Well after the Vikings had returned from their NFC wild-card victory over the Saints on Sunday, Mike Zimmer said he actually took a minute to stop, recall who else was still in the conference's playoff field — and realized that many of those teams look similar to what the Vikings are doing on offense.

"I was actually up in the defensive room, and I was sitting there trying to remember who is left," the Vikings coach said Monday. "There are a lot of running teams that are in there, so yeah, I think it's different from what a lot of teams are doing. I think it can be effective."

The Vikings' grand plan to revamp their offense in 2019, after a lost 2018 season in which they fired offensive coordinator John DeFilippo with three games to go, revolved around bringing back a fairly traditional strain of the West Coast offense that new assistant head coach Gary Kubiak had used to win as an offensive coordinator under Mike Shanahan in Denver and as a head coach in Houston.

Now, if they want to reach the Super Bowl, they will have to do so by stopping teams with philosophies similar to their own.

Shanahan's influence runs strong through three of the four teams still playing in the NFC, where Kubiak helped shape the Vikings attack that his son, Kyle, will try to stop in the NFC divisional playoffs on Saturday. Kubiak employed both Kyle Shanahan and Packers coach Matt LaFleur in Houston, and Cousins worked with both Shanahans, LaFleur and Rams coach Sean McVay while he was in Washington. The Seahawks — the NFC's other remaining team — also base their offense around West Coast principles with coordinator Brian Schottenheimer.

The schemes have followed different strains — the Vikings' approach hews closer to the one the 49ers used in the 1980s and the Broncos in the 1990s, while Kyle Shanahan's current scheme evolved from his time with Robert Griffin III in Washington and Matt Ryan in Atlanta and features lots of pre-snap motion and creative uses for his skill players — but there are some notable similarities between the Vikings and their opponent this weekend.

Flush with fullbacks

The 49ers and Vikings, according to Sharp Football Stats, are two of only four teams in the NFL who have three receivers on the field less than 60% of the time; another (Baltimore) is the top seed in the AFC playoffs. Their fullbacks — Kyle Juszczyk of the 49ers and C.J. Ham — are on the field more than any others in the league.

"The one thing about when you have two backs in the game, for instance, like C.J. or these guys — [the 49ers] have the same basic thing," Zimmer said. "They put the fullback out wide and now they open up the formation and they try to get a matchup with a corner or a linebacker.
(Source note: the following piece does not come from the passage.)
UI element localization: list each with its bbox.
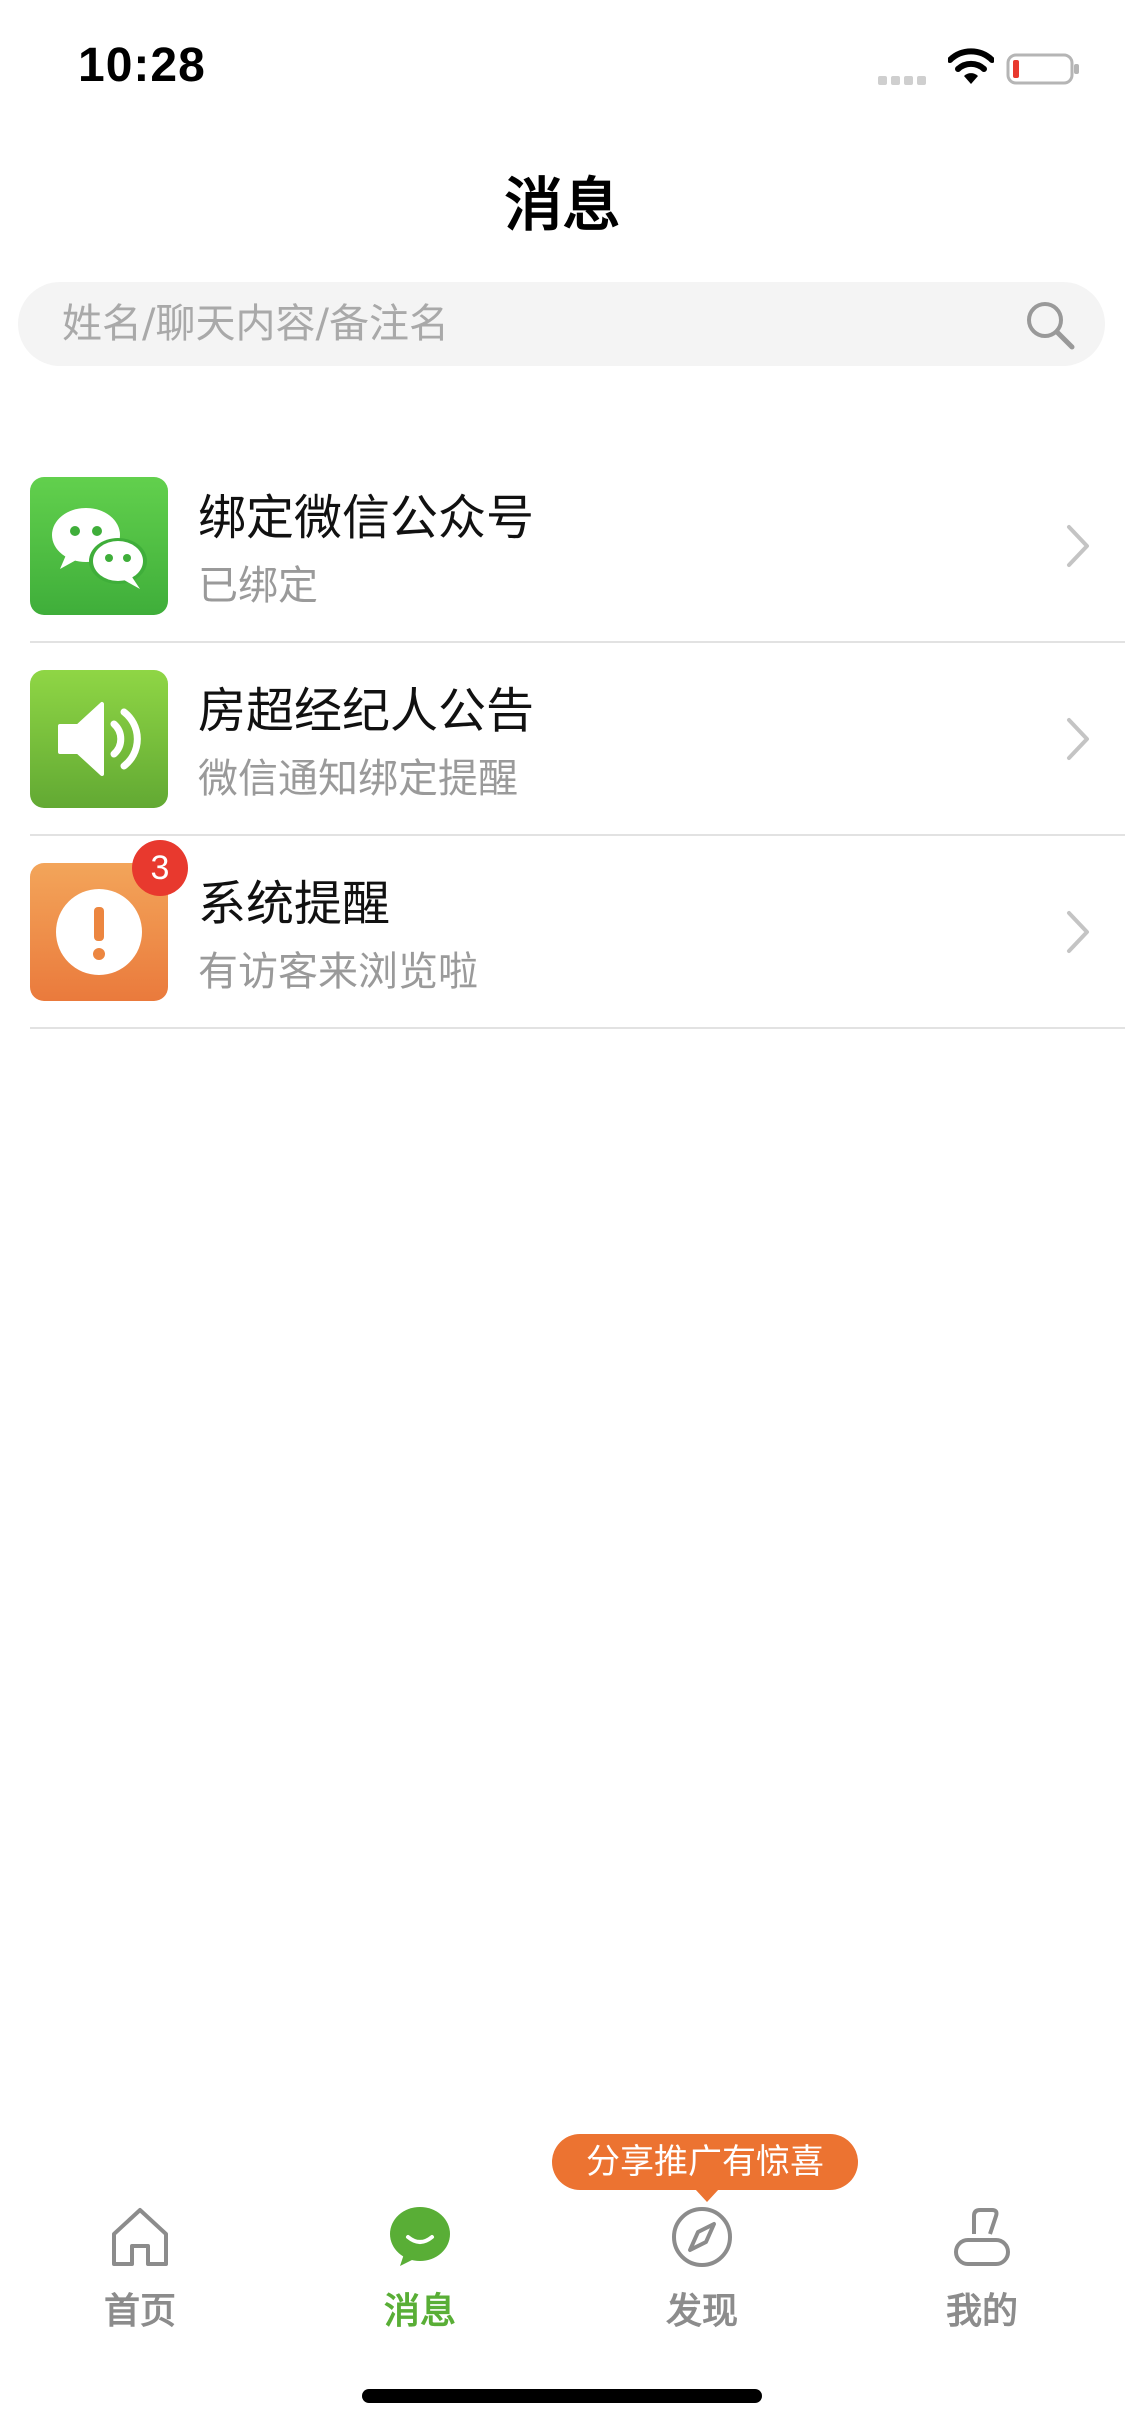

Really, might be in two backs or backs in protections, now it's one back and it's zone read, could be whatever, so there's a lot of variables to it where you can move players and different positions. It all kind of started way back with Bill Walsh in San Francisco and Mike Shanahan and now Kyle [Shanahan] and Gary [Kubiak] and these guys."

Despite all the shared history between the coaches, and the common influences that inform their schemes, Kyle Shanahan doesn't necessarily accept the premise that the 49ers and Vikings (and the Packers, for that matter) are offensive cousins.

"They're all so different," said Kyle Shanahan, who was born in Minnesota in 1979 while his father was a Gophers assistant coach. "If you call plays like we do, verbiage-wise, I guess it's considered West Coast. I did a little bit more of that when I was with [Jon] Gruden, when I went to be with [Gary] Kubiak. He ran more of my dad's offense than they did in Denver, which originated from San Francisco and the verbiage, but you change it based off teams you're going against, and fronts you're going against. I have a hard time, always, when people try to categorize our offense as something. There's a foundation to what we believe in, but at least for me personally, our offense is totally predicated on what we're going against."

Close quarters

Kyle Shanahan was Washington's offensive coordinator when the team took Cousins in the fourth round of the 2012 draft; he had moved on by the time Cousins became a full-time starter in 2015. At one point, conventional thinking around the NFL had the two reuniting in San Francisco once Cousins left Washington. Instead, the 49ers traded for Jimmy Garoppolo and Cousins ended up in Minnesota.

The Vikings cut Cousins' passing attempts by an average of eight per game this season.

"They don't throw it as much, which has made them tougher to beat and a better team," Shanahan said on Tuesday.

As for the idea that the team can't win big with Cousins, though, Shanahan said, "I just laugh at it.

"Kirk's won plenty of big games. I just watch how people look on tape, and I go with how good they look, not what their record is on Monday night.''

On Saturday, as Cousins tries to win his second playoff game, he'll have to beat a coach that knows him as well as anyone. The Vikings' path to the Super Bowl could have him trying to get past two of his former coaches.

Whatever challenge all that familiarity presents will have to be overcome through nuance.

"It's just individual wrinkles to plays — make something look like it did the week before, the year before, and then do something different," Cousins said. "That cat-and-mouse game will be going on as long as there's football."